Sparkhill, on the south side of Birmingham, has been a mainly Asian neighbourhood since the 1950s. "You should go to Handsworth ," suggests an Asian girl I meet at the bus stop by the Bullring. "You'll find people of more different colours there. Sparkhill's a bit boring, really."

Neighbourhood centres stand on the Stratford Road, one of those arterial bus-routes that cuts straight through a city from its centre to its suburbs ("like Sunset Boulevard" according to one Sparkhill resident). Between Walford Road to the north and Sparkhill park to the south, the businesses which flank it are almost entirely Asian: Balti houses, food marts and fabric shops, a couple of Muslim bookshops and a cinema that shows only Hindi films.

Competition between shopkeepers is intense: "We have to be careful," explained the assistant in Sonny's dress-shop, when I asked her whether we could photograph her display. Bootlegging of dress-designs is rife. Sparkhill has one of the highest population densities in Britain, but there does not seem to be enough custom to keep all the businesses afloat.

Mushtaq's Diner, a fabulously shiny fast-food joint, has been open on Stratford Road for a couple of months. "The younger generation, they want burgers and pizzas, same as you might want to eat a curry," Bashir Ahmed, Mushtaq's proprietor, explains. The diner has an extract from the Koran picked out in tilework by the counter and a rack of Muslim literature on the wall. "They see the scripture, and they know our burgers are halal." Lunchtime on a Wednesday, however, and Mushtaq's is practically empty. The only customer is Nicholas, a white musician who whiles away the afternoon with half an eye on the TV - an odd scene in a place where most social contact happens at home.

The Balti houses fill up by night with outsiders, during the day, however, they are mostly closed. "If you are a good Muslim," Bashir Ahmed explains, "you will meet your friends at the mosque five times a day when you pray. I don't, because I pray here at work. But that's what we do instead of going to the pub." Women, meanwhile, gather at each other's houses. For the young, the centre for social life in Sparkhill is not the mosque, but the park: "Like most things, the mosques," says Bashir Ahmed, "are run by the older generation. They don't understand how life is changing for the young."

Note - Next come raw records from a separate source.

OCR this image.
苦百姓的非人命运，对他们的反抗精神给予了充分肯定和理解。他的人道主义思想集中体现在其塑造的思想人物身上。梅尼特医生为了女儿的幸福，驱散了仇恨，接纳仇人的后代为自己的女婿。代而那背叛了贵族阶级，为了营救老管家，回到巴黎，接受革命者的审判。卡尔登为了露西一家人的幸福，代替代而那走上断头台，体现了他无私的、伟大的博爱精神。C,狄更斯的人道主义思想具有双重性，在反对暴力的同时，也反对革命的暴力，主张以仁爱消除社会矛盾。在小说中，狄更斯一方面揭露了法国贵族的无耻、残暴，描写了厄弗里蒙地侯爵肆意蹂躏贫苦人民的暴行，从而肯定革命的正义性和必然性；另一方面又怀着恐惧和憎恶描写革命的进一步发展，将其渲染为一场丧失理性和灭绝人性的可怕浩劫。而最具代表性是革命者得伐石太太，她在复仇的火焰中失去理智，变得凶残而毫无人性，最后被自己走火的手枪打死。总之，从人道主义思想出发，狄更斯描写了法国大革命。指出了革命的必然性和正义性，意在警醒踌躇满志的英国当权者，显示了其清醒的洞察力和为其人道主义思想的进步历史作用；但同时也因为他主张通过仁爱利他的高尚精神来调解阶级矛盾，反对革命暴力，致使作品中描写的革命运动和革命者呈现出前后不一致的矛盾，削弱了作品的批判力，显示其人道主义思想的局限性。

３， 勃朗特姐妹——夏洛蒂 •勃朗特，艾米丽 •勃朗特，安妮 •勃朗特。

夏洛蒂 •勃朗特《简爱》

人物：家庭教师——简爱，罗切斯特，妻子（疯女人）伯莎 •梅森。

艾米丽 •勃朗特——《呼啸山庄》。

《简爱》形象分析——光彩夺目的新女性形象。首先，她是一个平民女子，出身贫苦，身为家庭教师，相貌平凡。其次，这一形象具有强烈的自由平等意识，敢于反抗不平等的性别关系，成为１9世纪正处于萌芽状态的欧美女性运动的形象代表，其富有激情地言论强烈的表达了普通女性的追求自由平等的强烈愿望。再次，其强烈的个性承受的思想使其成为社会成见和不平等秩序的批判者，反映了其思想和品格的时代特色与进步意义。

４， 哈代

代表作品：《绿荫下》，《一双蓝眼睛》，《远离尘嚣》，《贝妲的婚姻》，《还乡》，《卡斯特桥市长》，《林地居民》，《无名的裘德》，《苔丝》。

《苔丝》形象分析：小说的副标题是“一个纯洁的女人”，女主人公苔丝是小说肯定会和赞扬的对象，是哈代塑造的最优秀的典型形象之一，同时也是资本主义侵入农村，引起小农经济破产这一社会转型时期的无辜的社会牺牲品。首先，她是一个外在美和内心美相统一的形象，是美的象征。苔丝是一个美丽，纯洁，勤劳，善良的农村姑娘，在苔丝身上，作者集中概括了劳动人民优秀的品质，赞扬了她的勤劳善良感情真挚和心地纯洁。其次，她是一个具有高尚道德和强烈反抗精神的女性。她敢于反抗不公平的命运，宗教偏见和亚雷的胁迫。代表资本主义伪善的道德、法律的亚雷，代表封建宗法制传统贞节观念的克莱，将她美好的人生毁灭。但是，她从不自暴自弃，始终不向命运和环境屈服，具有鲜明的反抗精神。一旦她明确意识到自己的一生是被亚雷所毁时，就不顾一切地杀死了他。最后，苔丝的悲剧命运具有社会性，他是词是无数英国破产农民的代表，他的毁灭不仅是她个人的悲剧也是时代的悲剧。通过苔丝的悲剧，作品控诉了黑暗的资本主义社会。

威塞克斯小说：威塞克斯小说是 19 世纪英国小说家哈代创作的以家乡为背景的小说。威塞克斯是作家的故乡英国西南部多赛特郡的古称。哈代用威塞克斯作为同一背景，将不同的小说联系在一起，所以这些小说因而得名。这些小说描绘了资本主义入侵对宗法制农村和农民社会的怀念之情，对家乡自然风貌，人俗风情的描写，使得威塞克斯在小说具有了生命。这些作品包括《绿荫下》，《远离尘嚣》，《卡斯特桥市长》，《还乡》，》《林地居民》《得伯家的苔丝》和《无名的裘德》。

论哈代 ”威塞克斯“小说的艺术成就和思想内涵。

The park is where teenagers go to show off their new trainers, meet their friends and, most important, to smoke cigarettes. "If anybody sees you smoking,'' says one 21-year-old smoker who would rather not be named ``the news will get home before you do. If you're a young Asian, you just get used to living at least two separate lives."

A VISITOR'S GUIDE

LOCATION: Stratford Road, from the Walford Road junction down to Sparkhill Park.

PLACES: Mushtaq's Diner: 440 Stratford Road, B11 (0121-773 8882), 12noon- 5am (yes, really) daily. The Minar Balti House: 7 Walford Road, B11 (1021 773 5734) 6pm-12m't Mon-Sat, 6-11pm Sun. Sonny's dress shop: 375 Strafford Road, B11 (0121-773 8677) 10am-6.30pm Mon-Sat.